In France, any citizen that is 18 years of age or older can be elected to the lower house of Parliament, and 24 years or older for the Senate. Minimum age for the President of France is 18.
In Iran, a person must be at least 21 years old to run for president whilst in the Netherlands, any adult that is 18 years of age can become a candidate and be elected in any public election.
In Norway, any adult that is 18 years of age can become a candidate and be elected in any public election.
In South Africa, Section 47, Clause 1 of the 1996 Constitution of South Africa states that “every citizen who is qualified to vote for the National Assembly is eligible to be a member of the Assembly”, defaulting to Section 46 which “provides for a minimum voting age of 18 years” in National Assembly elections; Sections 106 and 105 provide the same for provincial legislatures. Ghana has a voting age of 18 years with a population of over 24 million and a voting population of 13 million. However, the age requirement for running for a seat in Parliament is 21 years.
In the United Kingdom, a person must be aged 18 or over (16 in Scotland) to stand in elections to all parliaments, assemblies, and councils at the European, UK, devolved, or local level. This age requirement also applies in elections to any individual elective public office.
In Venezuela, a person must be at least 30 to be President or Vice President, 21 to be a deputy for the National Assembly and 25 to be the Governor of a state.
Some of the outstanding young leaders in the world include Mhairi Black, the youngest member in the House of Commons of the United Kingdom was 20 years old when elected in 2015. Jean-Claude Duvalier was President of Haiti at the age of 19 in 1971, Kim Jong-Un, and Supreme Leader of North Korea was 31. Taavi Rõivas, Prime Minister of Estonia was 35; Atifete Jahjaga, President of Kosovo was 39, Moussa Mara, Prime Minister of Mali was 39, Matteo Renzi, Prime Minister of Italy 40 and Joseph Kabila Kabange of the D.R. Congo was 44.
In other words, if we must achieve the maximum development, just, peaceful and sustainable world, inequality and injustice must be addressed and reduced. For example, the youths must be given the adequate rights in line with the principles of equality and non-discrimination to participate in governance and decision-making process, there must be equal rights between women and men and the gap between the rich and poor must be reduced.
Through the United Nations inspired #NotTooYoungToRun campaign the youth must aspire to run for elected office in municipal authorities and House of Assembly for the 2018 general elections.
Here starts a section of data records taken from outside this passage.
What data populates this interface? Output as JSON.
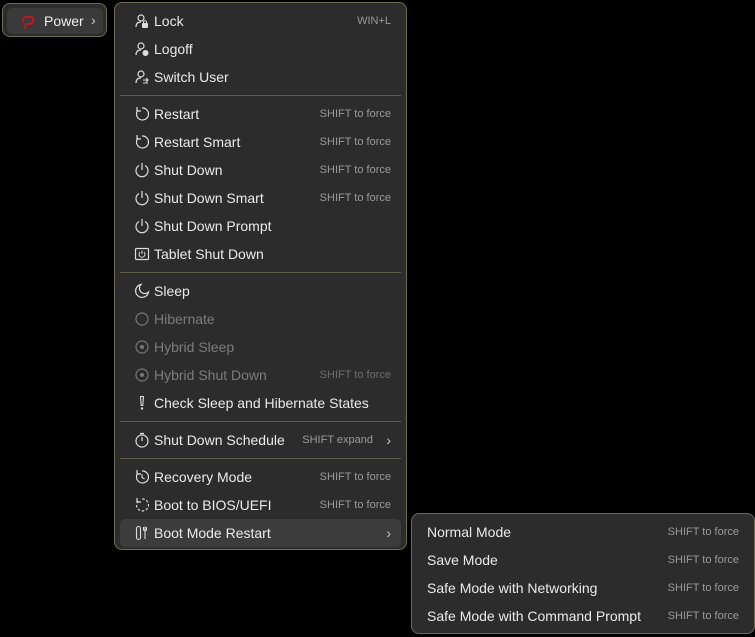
{
  "power_button": {
    "label": "Power",
    "chevron": "›",
    "icon": "power-logo-icon",
    "accent_color": "#c4161c"
  },
  "main_menu": {
    "items": [
      {
        "id": "lock",
        "label": "Lock",
        "shortcut": "WIN+L",
        "icon": "lock-icon"
      },
      {
        "id": "logoff",
        "label": "Logoff",
        "icon": "logoff-icon"
      },
      {
        "id": "switch-user",
        "label": "Switch User",
        "icon": "switch-user-icon"
      },
      {
        "id": "restart",
        "label": "Restart",
        "shortcut": "SHIFT to force",
        "icon": "restart-icon"
      },
      {
        "id": "restart-smart",
        "label": "Restart Smart",
        "shortcut": "SHIFT to force",
        "icon": "restart-icon"
      },
      {
        "id": "shut-down",
        "label": "Shut Down",
        "shortcut": "SHIFT to force",
        "icon": "power-icon"
      },
      {
        "id": "shut-down-smart",
        "label": "Shut Down Smart",
        "shortcut": "SHIFT to force",
        "icon": "power-icon"
      },
      {
        "id": "shut-down-prompt",
        "label": "Shut Down Prompt",
        "icon": "power-icon"
      },
      {
        "id": "tablet-shut-down",
        "label": "Tablet Shut Down",
        "icon": "tablet-icon"
      },
      {
        "id": "sleep",
        "label": "Sleep",
        "icon": "moon-icon"
      },
      {
        "id": "hibernate",
        "label": "Hibernate",
        "icon": "circle-icon"
      },
      {
        "id": "hybrid-sleep",
        "label": "Hybrid Sleep",
        "icon": "target-icon"
      },
      {
        "id": "hybrid-shut-down",
        "label": "Hybrid Shut Down",
        "shortcut": "SHIFT to force",
        "icon": "target-icon"
      },
      {
        "id": "check-sleep",
        "label": "Check Sleep and Hibernate States",
        "icon": "exclamation-icon"
      },
      {
        "id": "shut-down-schedule",
        "label": "Shut Down Schedule",
        "shortcut": "SHIFT expand",
        "chevron": "›",
        "icon": "timer-icon"
      },
      {
        "id": "recovery-mode",
        "label": "Recovery Mode",
        "shortcut": "SHIFT to force",
        "icon": "recovery-icon"
      },
      {
        "id": "boot-bios",
        "label": "Boot to BIOS/UEFI",
        "shortcut": "SHIFT to force",
        "icon": "dashed-refresh-icon"
      },
      {
        "id": "boot-mode-restart",
        "label": "Boot Mode Restart",
        "chevron": "›",
        "icon": "tools-icon"
      }
    ]
  },
  "sub_menu": {
    "items": [
      {
        "label": "Normal Mode",
        "shortcut": "SHIFT to force"
      },
      {
        "label": "Save Mode",
        "shortcut": "SHIFT to force"
      },
      {
        "label": "Safe Mode with Networking",
        "shortcut": "SHIFT to force"
      },
      {
        "label": "Safe Mode with Command Prompt",
        "shortcut": "SHIFT to force"
      }
    ]
  }
}
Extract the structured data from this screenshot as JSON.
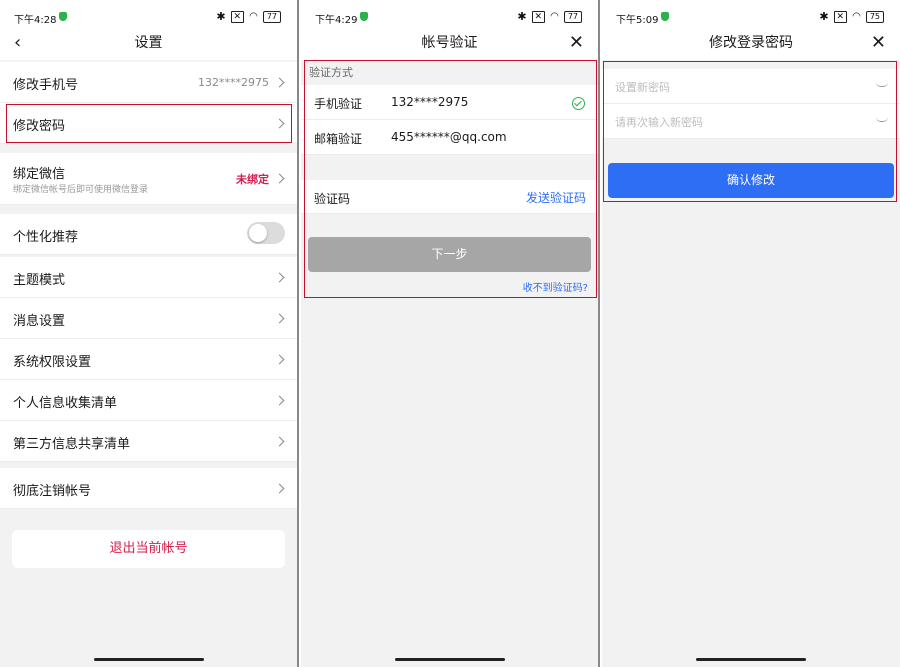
{
  "screen1": {
    "status": {
      "time": "下午4:28",
      "battery": "77"
    },
    "title": "设置",
    "change_phone": {
      "label": "修改手机号",
      "value": "132****2975"
    },
    "change_password": {
      "label": "修改密码"
    },
    "bind_wechat": {
      "label": "绑定微信",
      "sub": "绑定微信帐号后即可使用微信登录",
      "status": "未绑定"
    },
    "personal_recommend": {
      "label": "个性化推荐"
    },
    "theme": {
      "label": "主题模式"
    },
    "messages": {
      "label": "消息设置"
    },
    "permissions": {
      "label": "系统权限设置"
    },
    "info_list": {
      "label": "个人信息收集清单"
    },
    "third_party": {
      "label": "第三方信息共享清单"
    },
    "cancel_account": {
      "label": "彻底注销帐号"
    },
    "logout": {
      "label": "退出当前帐号"
    }
  },
  "screen2": {
    "status": {
      "time": "下午4:29",
      "battery": "77"
    },
    "title": "帐号验证",
    "method_header": "验证方式",
    "phone": {
      "label": "手机验证",
      "value": "132****2975"
    },
    "email": {
      "label": "邮箱验证",
      "value": "455******@qq.com"
    },
    "code": {
      "label": "验证码",
      "action": "发送验证码"
    },
    "next_button": "下一步",
    "no_code": "收不到验证码?"
  },
  "screen3": {
    "status": {
      "time": "下午5:09",
      "battery": "75"
    },
    "title": "修改登录密码",
    "new_password_placeholder": "设置新密码",
    "confirm_password_placeholder": "请再次输入新密码",
    "confirm_button": "确认修改"
  },
  "colors": {
    "accent_blue": "#2d6ef5",
    "danger_red": "#d6204e",
    "highlight": "#c8102e",
    "success_green": "#2bb24c"
  },
  "icons": [
    "back-arrow-icon",
    "close-icon",
    "chevron-right-icon",
    "check-circle-icon",
    "eye-closed-icon",
    "bluetooth-icon",
    "wifi-icon",
    "battery-icon"
  ]
}
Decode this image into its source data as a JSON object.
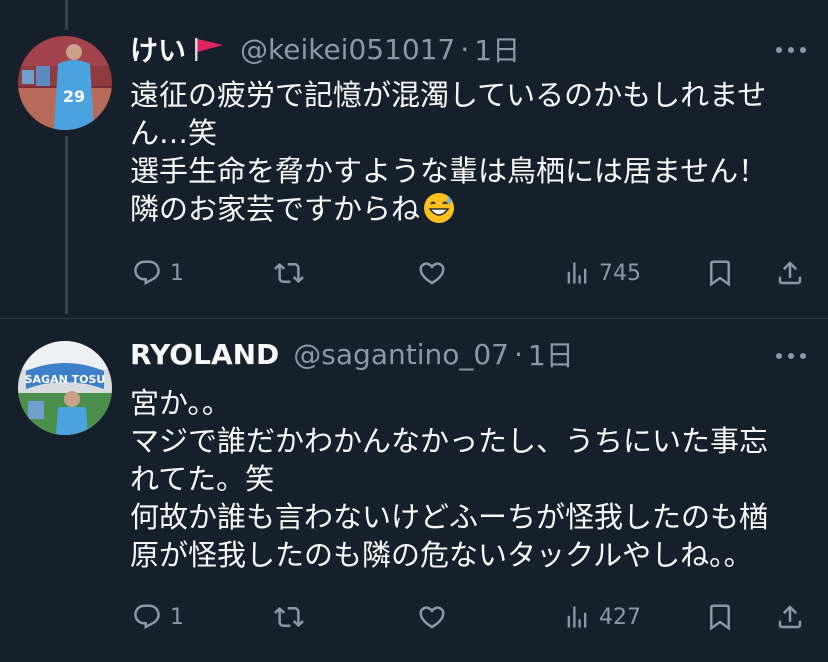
{
  "tweets": [
    {
      "name": "けい",
      "handle": "@keikei051017",
      "separator": "·",
      "time": "1日",
      "lines": [
        "遠征の疲労で記憶が混濁しているのかもしれませ",
        "ん…笑",
        "選手生命を脅かすような輩は鳥栖には居ません！",
        "隣のお家芸ですからね"
      ],
      "emoji": "sweat-smile-emoji",
      "replies": "1",
      "retweets": "",
      "likes": "",
      "views": "745"
    },
    {
      "name": "RYOLAND",
      "handle": "@sagantino_07",
      "separator": "·",
      "time": "1日",
      "lines": [
        "宮か。。",
        "マジで誰だかわかんなかったし、うちにいた事忘",
        "れてた。笑",
        "何故か誰も言わないけどふーちが怪我したのも楢",
        "原が怪我したのも隣の危ないタックルやしね。。"
      ],
      "avatar_text": "SAGAN TOSU",
      "replies": "1",
      "retweets": "",
      "likes": "",
      "views": "427"
    }
  ],
  "colors": {
    "background": "#15202b",
    "text": "#f7f9f9",
    "secondary": "#8b98a5",
    "thread_line": "#38444d",
    "flag_red": "#e0245e"
  },
  "icons": [
    "flag-icon",
    "more-icon",
    "reply-icon",
    "retweet-icon",
    "like-icon",
    "views-icon",
    "bookmark-icon",
    "share-icon"
  ]
}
Young people must register to vote and support their own candidates in large numbers. In Zimbabwe, there is need to reduce the constitutional age requirement for running for elective office in Zimbabwe. When someone is eligible to vote, he/she is also supposed to be eligible to be elected. The law and policies of our country must be seen to promote increased youth participation in the political process especially national and local electoral processes.
There is a need for political parties to operate according to democratic values and principles to foster youth involvement in politics. Young people need to develop a shared understanding of national issues, they need to learn from each other and act together for the good of their communities and the country irrespective of their political persuasion. There is also need for political parties to include youth issues in their manifestos and policy platforms and also provide young people with equal access to party resources both during campaigns and in between elections.
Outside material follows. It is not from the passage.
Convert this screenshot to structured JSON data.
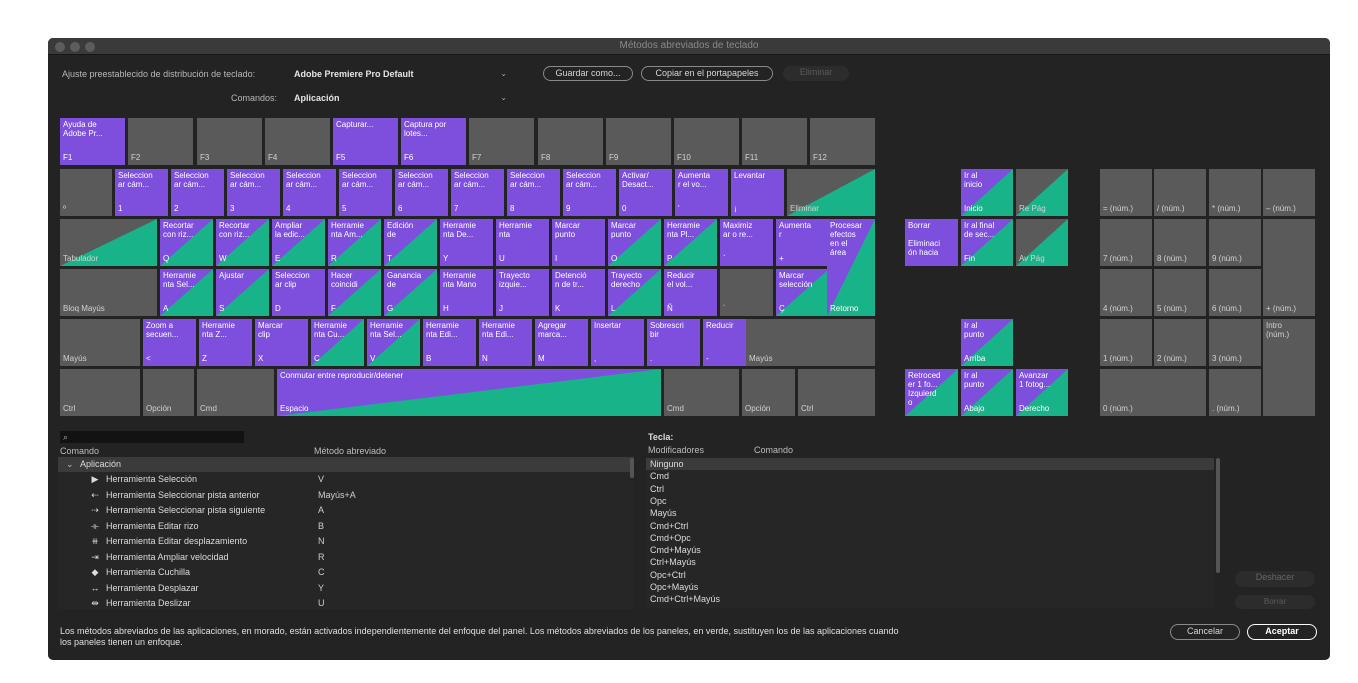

The youth need to cherish their political diversity and nurture it. There is need to encourage the youth to respect and appreciate the diversity of political opinion and learn to view each other as enablers of democracy who should act complementarily. This will have a long-term effect of creating a value and issue-based political culture where young people view dialogue and competition of ideas as the gateway to social progress and development, rather than viewing each other as enemies even when they are equally affected by the ensuing problems of unemployment, poverty, hunger, corruption, and nepotism among others.
As we draw near the 2018 general elections, there is need to develop a new value based and issue-driven political culture, earmarked on dialogue, collaborations, tolerance and peace.